Exhibitions of Modern European Painting 1905-1915
Raphael Rosenberg (PI), Christina Bartosch, Nirmalie Muloli, Tanja Jenni
FWF project (January 2018 – January 2021)
The project aims to study the history of a crucial moment of modern European painting from the perspective of exhibitions or, more precisely, through the corresponding exhibition catalogues: the period from 1905 to 1915, a time of a particularly dense rise of avant-garde movements such as Fauvism (originated 1905 at the Salon d’Automne, Paris), Cubism, Futurism, Rayonism, Orphism, Suprematism (founded at the 1915 exhibition 0,10 in St. Petersburg). The core of the project is the creation of a database of exhibitions (by using the data from the corresponding catalogues) taking place in this period, where living European artists participated. We assume to include ca. 600 exhibitions with roughly 180.000 paintings and 2.000-3.000 artists. The database will be as exhaustive as possible and openly accessible on the internet. Within the time-frame the quantitative and qualitative analysis of the collected data will serve to outline:
1. The geography and networks of modern painting: Where (in which cities and institutions), when, and with whom did artists exhibit?
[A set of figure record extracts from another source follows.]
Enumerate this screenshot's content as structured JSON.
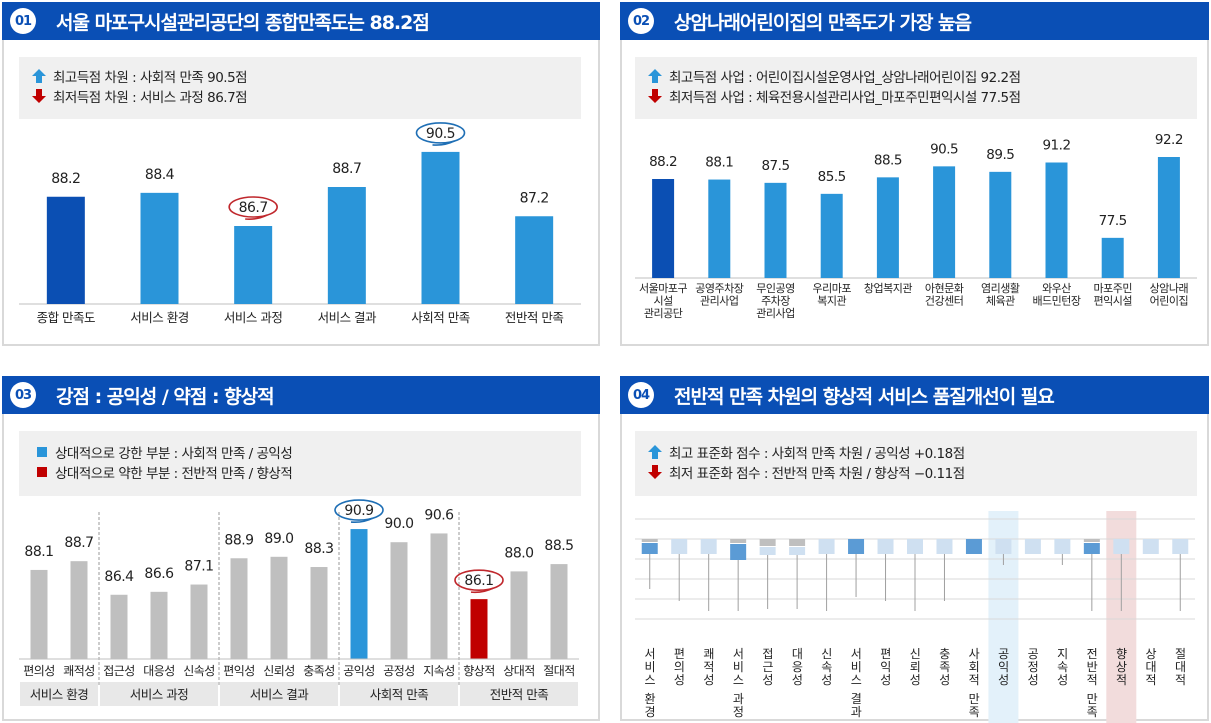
{
  "colors": {
    "header": "#0a4fb5",
    "bar_primary": "#0b4fb3",
    "bar_light": "#2a95d9",
    "bar_gray": "#bfbfbf",
    "bar_red": "#c00000",
    "up_arrow": "#2a95d9",
    "down_arrow": "#c00000",
    "circle_blue": "#1f6fb5",
    "circle_red": "#c0282d",
    "box_dark": "#5b9bd5",
    "box_light": "#cfe0f1",
    "box_gray": "#bfbfbf",
    "highlight_blue": "#e3f1fa",
    "highlight_red": "#f2dcdc"
  },
  "panels": [
    {
      "badge": "01",
      "title": "서울 마포구시설관리공단의 종합만족도는 88.2점",
      "summary": [
        {
          "icon": "up-arrow",
          "text": "최고득점 차원 : 사회적 만족 90.5점"
        },
        {
          "icon": "down-arrow",
          "text": "최저득점 차원 : 서비스 과정 86.7점"
        }
      ]
    },
    {
      "badge": "02",
      "title": "상암나래어린이집의 만족도가 가장 높음",
      "summary": [
        {
          "icon": "up-arrow",
          "text": "최고득점 사업 : 어린이집시설운영사업_상암나래어린이집 92.2점"
        },
        {
          "icon": "down-arrow",
          "text": "최저득점 사업 : 체육전용시설관리사업_마포주민편익시설 77.5점"
        }
      ]
    },
    {
      "badge": "03",
      "title": "강점 : 공익성 /  약점 : 향상적",
      "summary": [
        {
          "icon": "blue-square",
          "text": "상대적으로 강한 부분 :  사회적 만족 / 공익성"
        },
        {
          "icon": "red-square",
          "text": "상대적으로 약한 부분 :  전반적 만족 / 향상적"
        }
      ]
    },
    {
      "badge": "04",
      "title": "전반적 만족 차원의 향상적 서비스 품질개선이 필요",
      "summary": [
        {
          "icon": "up-arrow",
          "text": "최고 표준화 점수 : 사회적 만족 차원 / 공익성 +0.18점"
        },
        {
          "icon": "down-arrow",
          "text": "최저 표준화 점수 : 전반적 만족 차원 / 향상적 −0.11점"
        }
      ]
    }
  ],
  "chart_data": [
    {
      "type": "bar",
      "title": "서울 마포구시설관리공단의 종합만족도는 88.2점",
      "categories": [
        "종합 만족도",
        "서비스 환경",
        "서비스 과정",
        "서비스 결과",
        "사회적 만족",
        "전반적 만족"
      ],
      "values": [
        88.2,
        88.4,
        86.7,
        88.7,
        90.5,
        87.2
      ],
      "labels": [
        "88.2",
        "88.4",
        "86.7",
        "88.7",
        "90.5",
        "87.2"
      ],
      "bar_styles": [
        "primary",
        "light",
        "light",
        "light",
        "light",
        "light"
      ],
      "circled": {
        "2": "red",
        "4": "blue"
      },
      "ylim": [
        82.7,
        91.5
      ],
      "grid": false,
      "xlabel": "",
      "ylabel": ""
    },
    {
      "type": "bar",
      "title": "상암나래어린이집의 만족도가 가장 높음",
      "categories": [
        [
          "서울마포구",
          "시설",
          "관리공단"
        ],
        [
          "공영주차장",
          "관리사업"
        ],
        [
          "무인공영",
          "주차장",
          "관리사업"
        ],
        [
          "우리마포",
          "복지관"
        ],
        [
          "창업복지관"
        ],
        [
          "아현문화",
          "건강센터"
        ],
        [
          "염리생활",
          "체육관"
        ],
        [
          "와우산",
          "배드민턴장"
        ],
        [
          "마포주민",
          "편익시설"
        ],
        [
          "상암나래",
          "어린이집"
        ]
      ],
      "values": [
        88.2,
        88.1,
        87.5,
        85.5,
        88.5,
        90.5,
        89.5,
        91.2,
        77.5,
        92.2
      ],
      "labels": [
        "88.2",
        "88.1",
        "87.5",
        "85.5",
        "88.5",
        "90.5",
        "89.5",
        "91.2",
        "77.5",
        "92.2"
      ],
      "bar_styles": [
        "primary",
        "light",
        "light",
        "light",
        "light",
        "light",
        "light",
        "light",
        "light",
        "light"
      ],
      "ylim": [
        70.2,
        93
      ],
      "grid": false,
      "xlabel": "",
      "ylabel": ""
    },
    {
      "type": "bar",
      "title": "강점 : 공익성 /  약점 : 향상적",
      "groups": [
        {
          "name": "서비스 환경",
          "categories": [
            "편의성",
            "쾌적성"
          ],
          "values": [
            88.1,
            88.7
          ],
          "labels": [
            "88.1",
            "88.7"
          ],
          "styles": [
            "gray",
            "gray"
          ]
        },
        {
          "name": "서비스 과정",
          "categories": [
            "접근성",
            "대응성",
            "신속성"
          ],
          "values": [
            86.4,
            86.6,
            87.1
          ],
          "labels": [
            "86.4",
            "86.6",
            "87.1"
          ],
          "styles": [
            "gray",
            "gray",
            "gray"
          ]
        },
        {
          "name": "서비스 결과",
          "categories": [
            "편익성",
            "신뢰성",
            "충족성"
          ],
          "values": [
            88.9,
            89.0,
            88.3
          ],
          "labels": [
            "88.9",
            "89.0",
            "88.3"
          ],
          "styles": [
            "gray",
            "gray",
            "gray"
          ]
        },
        {
          "name": "사회적 만족",
          "categories": [
            "공익성",
            "공정성",
            "지속성"
          ],
          "values": [
            90.9,
            90.0,
            90.6
          ],
          "labels": [
            "90.9",
            "90.0",
            "90.6"
          ],
          "styles": [
            "blue",
            "gray",
            "gray"
          ],
          "circled": {
            "0": "blue"
          }
        },
        {
          "name": "전반적 만족",
          "categories": [
            "향상적",
            "상대적",
            "절대적"
          ],
          "values": [
            86.1,
            88.0,
            88.5
          ],
          "labels": [
            "86.1",
            "88.0",
            "88.5"
          ],
          "styles": [
            "red",
            "gray",
            "gray"
          ],
          "circled": {
            "0": "red"
          }
        }
      ],
      "ylim": [
        82.0,
        91.5
      ],
      "grid": false,
      "xlabel": "",
      "ylabel": ""
    },
    {
      "type": "bar",
      "title": "전반적 만족 차원의 향상적 서비스 품질개선이 필요",
      "categories": [
        "서비스 환경",
        "편의성",
        "쾌적성",
        "서비스 과정",
        "접근성",
        "대응성",
        "신속성",
        "서비스 결과",
        "편익성",
        "신뢰성",
        "충족성",
        "사회적 만족",
        "공익성",
        "공정성",
        "지속성",
        "전반적 만족",
        "향상적",
        "상대적",
        "절대적"
      ],
      "box_styles": [
        "dark-split",
        "light",
        "light",
        "dark-split-down",
        "light-split",
        "light-split",
        "light",
        "dark",
        "light",
        "light",
        "light",
        "dark",
        "light",
        "light",
        "light",
        "dark-split",
        "light",
        "light",
        "light"
      ],
      "whisker_ends": [
        3.5,
        4.1,
        4.6,
        4.6,
        4.5,
        4.5,
        4.6,
        3.9,
        4.1,
        4.6,
        4.1,
        1.5,
        2.3,
        1.5,
        2.3,
        4.6,
        4.6,
        1.5,
        4.6
      ],
      "highlight": {
        "12": "blue",
        "16": "red"
      },
      "gridlines": 6,
      "xlabel": "",
      "ylabel": ""
    }
  ]
}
2. The chronology and geography of exhibiting new forms and propagating “isms”: Which kinds of paintings were exhibited when and where?
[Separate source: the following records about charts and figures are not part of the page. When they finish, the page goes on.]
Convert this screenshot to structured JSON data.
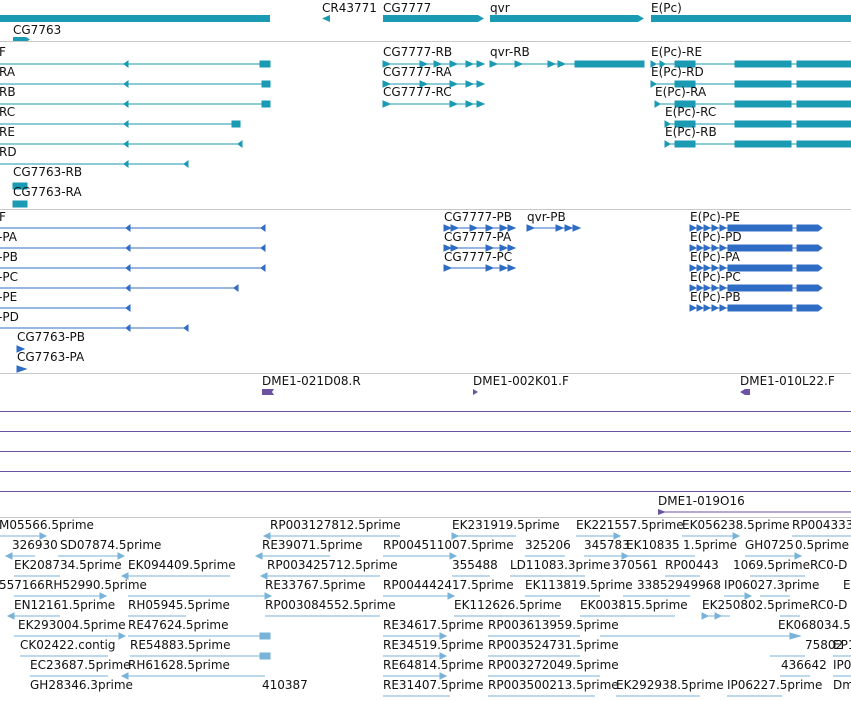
{
  "colors": {
    "teal": "#1a9ab3",
    "blue": "#2f6cc4",
    "purple": "#6b52a3",
    "sky": "#7ab3d9",
    "divider": "#c8c8c8"
  },
  "track_gene_spans": {
    "labels": [
      "CR43771",
      "CG7777",
      "qvr",
      "E(Pc)",
      "CG7763"
    ]
  },
  "track_transcripts_a": {
    "left_labels": [
      "F",
      "RA",
      "RB",
      "RC",
      "RE",
      "RD"
    ],
    "labels": [
      "CG7763-RB",
      "CG7763-RA",
      "CG7777-RB",
      "CG7777-RA",
      "CG7777-RC",
      "qvr-RB",
      "E(Pc)-RE",
      "E(Pc)-RD",
      "E(Pc)-RA",
      "E(Pc)-RC",
      "E(Pc)-RB"
    ]
  },
  "track_transcripts_b": {
    "left_labels": [
      "F",
      "-PA",
      "-PB",
      "-PC",
      "-PE",
      "-PD"
    ],
    "labels": [
      "CG7763-PB",
      "CG7763-PA",
      "CG7777-PB",
      "CG7777-PA",
      "CG7777-PC",
      "qvr-PB",
      "E(Pc)-PE",
      "E(Pc)-PD",
      "E(Pc)-PA",
      "E(Pc)-PC",
      "E(Pc)-PB"
    ]
  },
  "track_clones": {
    "labels": [
      "DME1-021D08.R",
      "DME1-002K01.F",
      "DME1-010L22.F",
      "DME1-019O16"
    ]
  },
  "track_ests": {
    "labels": [
      "M05566.5prime",
      "RP003127812.5prime",
      "EK231919.5prime",
      "EK221557.5prime",
      "EK056238.5prime",
      "RP004333",
      "326930",
      "SD07874.5prime",
      "RE39071.5prime",
      "RP004511007.5prime",
      "325206",
      "345783",
      "EK10835",
      "1.5prime",
      "GH0725",
      "0.5prime",
      "EK208734.5prime",
      "EK094409.5prime",
      "RP003425712.5prime",
      "355488",
      "LD11083.3prime",
      "370561",
      "RP00443",
      "1069.5prime",
      "RC0-D",
      "557166",
      "RH52990.5prime",
      "RE33767.5prime",
      "RP004442417.5prime",
      "EK113819.5prime",
      "33852949968",
      "IP06027.3prime",
      "E",
      "EN12161.5prime",
      "RH05945.5prime",
      "RP003084552.5prime",
      "EK112626.5prime",
      "EK003815.5prime",
      "EK250802.5prime",
      "RC0-D",
      "EK293004.5prime",
      "RE47624.5prime",
      "RE34617.5prime",
      "RP003613959.5prime",
      "EK068034.5",
      "CK02422.contig",
      "RE54883.5prime",
      "RE34519.5prime",
      "RP003524731.5prime",
      "75802",
      "EP16",
      "EC23687.5prime",
      "RH61628.5prime",
      "RE64814.5prime",
      "RP003272049.5prime",
      "436642",
      "IP0",
      "GH28346.3prime",
      "410387",
      "RE31407.5prime",
      "RP003500213.5prime",
      "EK292938.5prime",
      "IP06227.5prime",
      "Dm"
    ]
  }
}
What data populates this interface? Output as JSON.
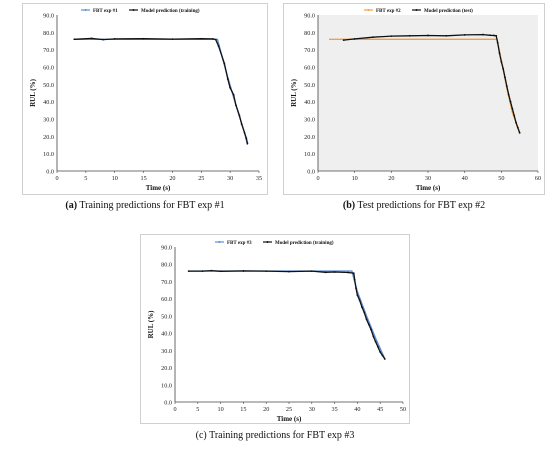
{
  "panels": [
    {
      "caption_tag": "(a)",
      "caption_text": "Training predictions for FBT exp #1"
    },
    {
      "caption_tag": "(b)",
      "caption_text": "Test predictions for FBT exp #2"
    },
    {
      "caption_tag": "(c)",
      "caption_text": "Training predictions for FBT exp #3"
    }
  ],
  "chart_data": [
    {
      "type": "line",
      "xlabel": "Time (s)",
      "ylabel": "RUL (%)",
      "xlim": [
        0,
        35
      ],
      "ylim": [
        0,
        90
      ],
      "xticks": [
        "0",
        "5",
        "10",
        "15",
        "20",
        "25",
        "30",
        "35"
      ],
      "yticks": [
        "0.0",
        "10.0",
        "20.0",
        "30.0",
        "40.0",
        "50.0",
        "60.0",
        "70.0",
        "80.0",
        "90.0"
      ],
      "grid": false,
      "plot_background": "#ffffff",
      "legend_position": "top-center",
      "series": [
        {
          "name": "FBT exp #1",
          "color": "#5b8ed6",
          "x": [
            3,
            27.5,
            27.8,
            29.5,
            31,
            32.5,
            33
          ],
          "y": [
            76,
            76,
            76,
            55,
            38,
            22,
            15
          ]
        },
        {
          "name": "Model prediction (training)",
          "color": "#111111",
          "x": [
            3,
            6,
            8,
            10,
            15,
            20,
            25,
            27,
            27.5,
            28,
            29,
            29.6,
            30,
            30.6,
            31,
            31.6,
            32,
            32.5,
            32.8,
            33
          ],
          "y": [
            76,
            76.5,
            75.8,
            76.2,
            76.3,
            76.1,
            76.3,
            76.2,
            75.8,
            72,
            62,
            53,
            48,
            44,
            38,
            32,
            27,
            22,
            19,
            16
          ]
        }
      ]
    },
    {
      "type": "line",
      "xlabel": "Time (s)",
      "ylabel": "RUL (%)",
      "xlim": [
        0,
        60
      ],
      "ylim": [
        0,
        90
      ],
      "xticks": [
        "0",
        "10",
        "20",
        "30",
        "40",
        "50",
        "60"
      ],
      "yticks": [
        "0.0",
        "10.0",
        "20.0",
        "30.0",
        "40.0",
        "50.0",
        "60.0",
        "70.0",
        "80.0",
        "90.0"
      ],
      "grid": false,
      "plot_background": "#efefef",
      "legend_position": "top-center",
      "series": [
        {
          "name": "FBT exp #2",
          "color": "#f0a040",
          "x": [
            3,
            48.5,
            48.8,
            50,
            51.5,
            53,
            55
          ],
          "y": [
            76,
            76,
            76,
            64,
            48,
            34,
            22
          ]
        },
        {
          "name": "Model prediction (test)",
          "color": "#111111",
          "x": [
            7,
            10,
            15,
            20,
            25,
            30,
            35,
            40,
            45,
            47,
            48,
            48.6,
            49,
            49.5,
            50,
            50.5,
            51,
            51.5,
            52,
            52.5,
            53,
            53.5,
            54,
            54.5,
            55
          ],
          "y": [
            75.5,
            76.2,
            77.2,
            77.8,
            78,
            78.2,
            78,
            78.5,
            78.7,
            78.3,
            78.2,
            78,
            74,
            68,
            63,
            59,
            54,
            49,
            44,
            40,
            36,
            32,
            28,
            25,
            22
          ]
        }
      ]
    },
    {
      "type": "line",
      "xlabel": "Time (s)",
      "ylabel": "RUL (%)",
      "xlim": [
        0,
        50
      ],
      "ylim": [
        0,
        90
      ],
      "xticks": [
        "0",
        "5",
        "10",
        "15",
        "20",
        "25",
        "30",
        "35",
        "40",
        "45",
        "50"
      ],
      "yticks": [
        "0.0",
        "10.0",
        "20.0",
        "30.0",
        "40.0",
        "50.0",
        "60.0",
        "70.0",
        "80.0",
        "90.0"
      ],
      "grid": false,
      "plot_background": "#ffffff",
      "legend_position": "top-center",
      "series": [
        {
          "name": "FBT exp #3",
          "color": "#5b8ed6",
          "x": [
            3,
            38.5,
            38.8,
            40,
            42,
            44,
            46
          ],
          "y": [
            76,
            76,
            76,
            64,
            50,
            37,
            25
          ]
        },
        {
          "name": "Model prediction (training)",
          "color": "#111111",
          "x": [
            3,
            6,
            8,
            10,
            15,
            20,
            25,
            30,
            33,
            35,
            38,
            39.2,
            39.4,
            39.7,
            40,
            40.5,
            41,
            41.5,
            42,
            42.5,
            43,
            43.5,
            44,
            44.5,
            45,
            45.5,
            46
          ],
          "y": [
            76,
            76,
            76.3,
            75.9,
            76.1,
            76,
            75.7,
            76,
            75.3,
            75.5,
            75.2,
            74.8,
            71,
            66,
            62,
            59,
            55,
            52,
            48,
            45,
            42,
            38,
            35,
            32,
            29,
            27,
            25
          ]
        }
      ]
    }
  ]
}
3.The exhibiting strategies of modern painters: How did artists choose the works to present in which exhibitions? Did they pursue specific policies to make themselves publicly known?
The project will deliver a new and much broader ground for our knowledge and understanding of the history of European painting in the early 20th century. We venture to assert that it will change our understanding of Abstract Art and to some extent of the general phenomenon of Avant-gardes at the beginning of the 20th century.